Environmental Technology Division, School of Industrial Technology, Universiti Sains Malaysia (USM), Pulau Pinang, Malaysia


Ruminants have low efficiency of nitrogen utilisation; unutilised nitrogen is being excreted in the faeces and urine. The most effective way to minimise nitrogen losses in ruminant production is through efficient feeding strategy. Ruminant manure is an inevitable consequence of its production. All these have adverse environmental effects. Composting and vermicomposting have been suggested as efficient tools for recycling manure, these bring a stabilised and sanitised end product for agriculture. Composting process is an accelerated aerobic degradation of fresh organic matter by microorganism to mature compost. Nevertheless, it may bring some environmental problems by releasing gases which include ammonia, methane and nitrous oxide, reduce the agronomic value of the manure and increase the cost of composting through turning of the compost to ensure aeration.
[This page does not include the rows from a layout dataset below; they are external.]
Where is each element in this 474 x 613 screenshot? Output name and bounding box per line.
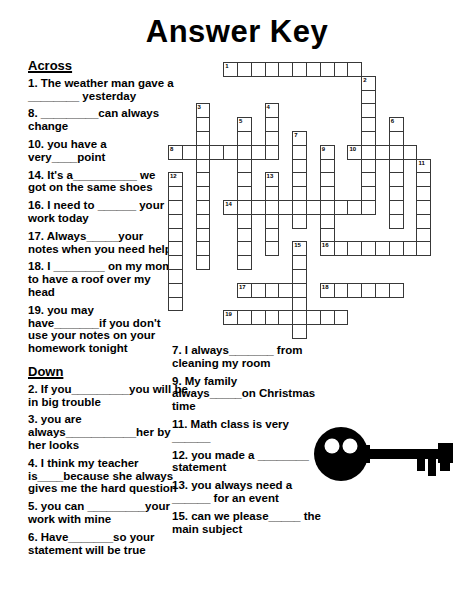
down-header: Down xyxy=(28,366,188,379)
grid-cell-r7c14[interactable] xyxy=(361,159,376,174)
grid-cell-r12c11[interactable] xyxy=(320,228,335,243)
grid-cell-r18c9[interactable] xyxy=(292,310,307,325)
cell-number: 17 xyxy=(239,284,246,291)
grid-cell-r13c11-num16[interactable]: 16 xyxy=(320,241,335,256)
grid-cell-r9c16[interactable] xyxy=(389,186,404,201)
page-title: Answer Key xyxy=(0,14,474,50)
grid-cell-r16c0[interactable] xyxy=(168,283,183,298)
grid-cell-r0c11[interactable] xyxy=(320,62,335,77)
grid-cell-r7c2[interactable] xyxy=(196,159,211,174)
grid-cell-r18c7[interactable] xyxy=(265,310,280,325)
grid-cell-r10c9[interactable] xyxy=(292,200,307,215)
grid-cell-r12c0[interactable] xyxy=(168,228,183,243)
grid-cell-r5c16[interactable] xyxy=(389,131,404,146)
grid-cell-r0c8[interactable] xyxy=(278,62,293,77)
grid-cell-r13c15[interactable] xyxy=(375,241,390,256)
grid-cell-r5c5[interactable] xyxy=(237,131,252,146)
grid-cell-r13c12[interactable] xyxy=(334,241,349,256)
grid-cell-r6c4[interactable] xyxy=(223,145,238,160)
grid-cell-r18c10[interactable] xyxy=(306,310,321,325)
clue-18: 18. I ________ on my mom to have a roof … xyxy=(28,260,175,298)
clue-6: 6. Have_______so your statement will be … xyxy=(28,531,188,557)
grid-cell-r6c7[interactable] xyxy=(265,145,280,160)
grid-cell-r10c11[interactable] xyxy=(320,200,335,215)
grid-cell-r6c15[interactable] xyxy=(375,145,390,160)
grid-cell-r10c18[interactable] xyxy=(416,200,431,215)
clue-1: 1. The weather man gave a ________ yeste… xyxy=(28,77,175,103)
grid-cell-r13c13[interactable] xyxy=(347,241,362,256)
grid-cell-r12c18[interactable] xyxy=(416,228,431,243)
grid-cell-r13c16[interactable] xyxy=(389,241,404,256)
grid-cell-r9c5[interactable] xyxy=(237,186,252,201)
grid-cell-r10c13[interactable] xyxy=(347,200,362,215)
grid-cell-r6c14[interactable] xyxy=(361,145,376,160)
grid-cell-r6c0-num8[interactable]: 8 xyxy=(168,145,183,160)
grid-cell-r10c2[interactable] xyxy=(196,200,211,215)
grid-cell-r13c14[interactable] xyxy=(361,241,376,256)
cell-number: 2 xyxy=(363,77,366,84)
clue-7: 7. I always_______ from cleaning my room xyxy=(172,344,324,370)
grid-cell-r11c5[interactable] xyxy=(237,214,252,229)
clue-16: 16. I need to ______ your work today xyxy=(28,199,175,225)
grid-cell-r3c7-num4[interactable]: 4 xyxy=(265,103,280,118)
grid-cell-r11c2[interactable] xyxy=(196,214,211,229)
grid-cell-r0c6[interactable] xyxy=(251,62,266,77)
grid-cell-r16c8[interactable] xyxy=(278,283,293,298)
grid-cell-r6c3[interactable] xyxy=(209,145,224,160)
clue-14: 14. It's a__________ we got on the same … xyxy=(28,169,175,195)
clue-17: 17. Always_____your notes when you need … xyxy=(28,230,175,256)
grid-cell-r0c7[interactable] xyxy=(265,62,280,77)
grid-cell-r18c12[interactable] xyxy=(334,310,349,325)
grid-cell-r14c5[interactable] xyxy=(237,255,252,270)
grid-cell-r5c7[interactable] xyxy=(265,131,280,146)
grid-cell-r6c11-num9[interactable]: 9 xyxy=(320,145,335,160)
clue-13: 13. you always need a ______ for an even… xyxy=(172,479,324,505)
grid-cell-r6c5[interactable] xyxy=(237,145,252,160)
crossword-grid: 12345678916101112131415171819 xyxy=(168,62,432,340)
worksheet-page: Answer Key Across 1. The weather man gav… xyxy=(0,0,474,613)
grid-cell-r9c0[interactable] xyxy=(168,186,183,201)
grid-cell-r11c16[interactable] xyxy=(389,214,404,229)
grid-cell-r10c16[interactable] xyxy=(389,200,404,215)
grid-cell-r9c11[interactable] xyxy=(320,186,335,201)
cell-number: 5 xyxy=(239,118,242,125)
grid-cell-r8c2[interactable] xyxy=(196,172,211,187)
grid-cell-r3c2-num3[interactable]: 3 xyxy=(196,103,211,118)
grid-cell-r10c5[interactable] xyxy=(237,200,252,215)
grid-cell-r14c0[interactable] xyxy=(168,255,183,270)
grid-cell-r13c7[interactable] xyxy=(265,241,280,256)
grid-cell-r12c7[interactable] xyxy=(265,228,280,243)
grid-cell-r18c8[interactable] xyxy=(278,310,293,325)
grid-cell-r9c7[interactable] xyxy=(265,186,280,201)
grid-cell-r0c9[interactable] xyxy=(292,62,307,77)
grid-cell-r12c2[interactable] xyxy=(196,228,211,243)
grid-cell-r9c9[interactable] xyxy=(292,186,307,201)
grid-cell-r4c16-num6[interactable]: 6 xyxy=(389,117,404,132)
cell-number: 3 xyxy=(198,104,201,111)
down-clue-list-left: 2. If you_________you will be in big tro… xyxy=(28,383,188,557)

To overcome the cost of composting and produce high quality products, vermicomposting is being recommended. Vermicomposting involves the bio-oxidation and stabilisation of organic material by the joint action of earthworm and microorganism. Moreover, the combination of composting and vermicomposting has been considered as a way of achieving stabilised substrates. Ensiled cattle manure treated with straws has been used to improve nutritional quality of ruminant feed and the result was encouraging. Vermicast, an end product of vermicomposting has higher nutrients content compared with manure or composted manure. Therefore vermicomposting of ruminant manure with rice/wheat straws might have the potential of being used as feed supplement to small ruminant. The likely benefit will be an increase in feed intake, increase in microbial protein supply, increase in fibre digestibility and possibly an increase in weight gain. The aim of this review is to discuss nitrogen losses in ruminant production and manure management and to provide an insight on the possibility of using vermicast as feed supplement to ruminants and as probiotic for treating fibrous feed.